Interpellation citoyenne au parlement bruxellois : le PTB tend la main aux partis de gauche “pour rejeter le CETA une bonne fois pour toute”

Ce jeudi, des citoyens ont été entendus au parlement bruxellois : ils ont récolté 5 000 signatures pour pouvoir demander aux députés de rejeter le CETA (le traité de libre échange entre l’UE et le Canada, similaire au TTIP avec les USA). Les citoyens ont rappelé que le CETA, même s’il n’est pas encore ratifié par tous les parlements, est déjà en application. Le PTB soutient la demande des citoyens d’organiser une consultation populaire. Le parti de gauche rappelle qu’il a introduit une proposition de loi qui le permettrait, mais que ça n’a pas encore été discuté au parlement. Le PTB est aussi intervenu pour tendre la main aux élus PS, Ecolo, sp.a et Groen afin de “passer des paroles aux actes” en “sortant le CETA du frigo” et “en votant contre, une bonne fois pour toute”.
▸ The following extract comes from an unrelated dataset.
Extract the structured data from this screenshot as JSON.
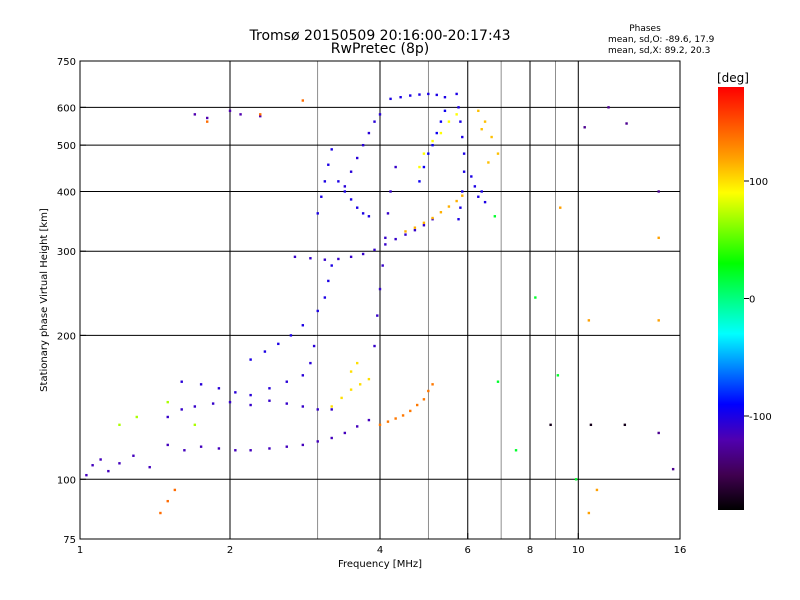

Youssef Handichi, député PTB au parlement bruxellois, était présent en commission pour écouter les citoyens pétitionnaires. Il raconte : “Les citoyens demandent une consultation populaire sur le CETA. Nous aussi ! Sauf que la majorité n’a pas encore daigné discuter de notre proposition de loi qui permettrait d’organiser une telle consultation. Nous avons aussi tendu la main aux élus PS, Ecolo, sp.a et Groen et leur avons lancé le défi de passer des paroles aux actes : nous avons maintenant le pouvoir de sortir le CETA du frigo, de le soumettre au vote du parlement bruxellois et de voter contre, pour le rejeter une bonne fois pour toute. Ce serait cohérent avec les déclarations de ces partis qui avaient même voté une résolution de principe contre le CETA en 2016. Nous aurions une majorité au parlement contre le CETA et pourrions mettre de sérieux bâtons dans les roues de la Commission Européenne. Pourquoi les autres partis reportent-ils le vote du CETA à Bruxelles et en Wallonie alors qu’il est déjà entré en application et qu’il y a urgence pour l’arrêter ?!”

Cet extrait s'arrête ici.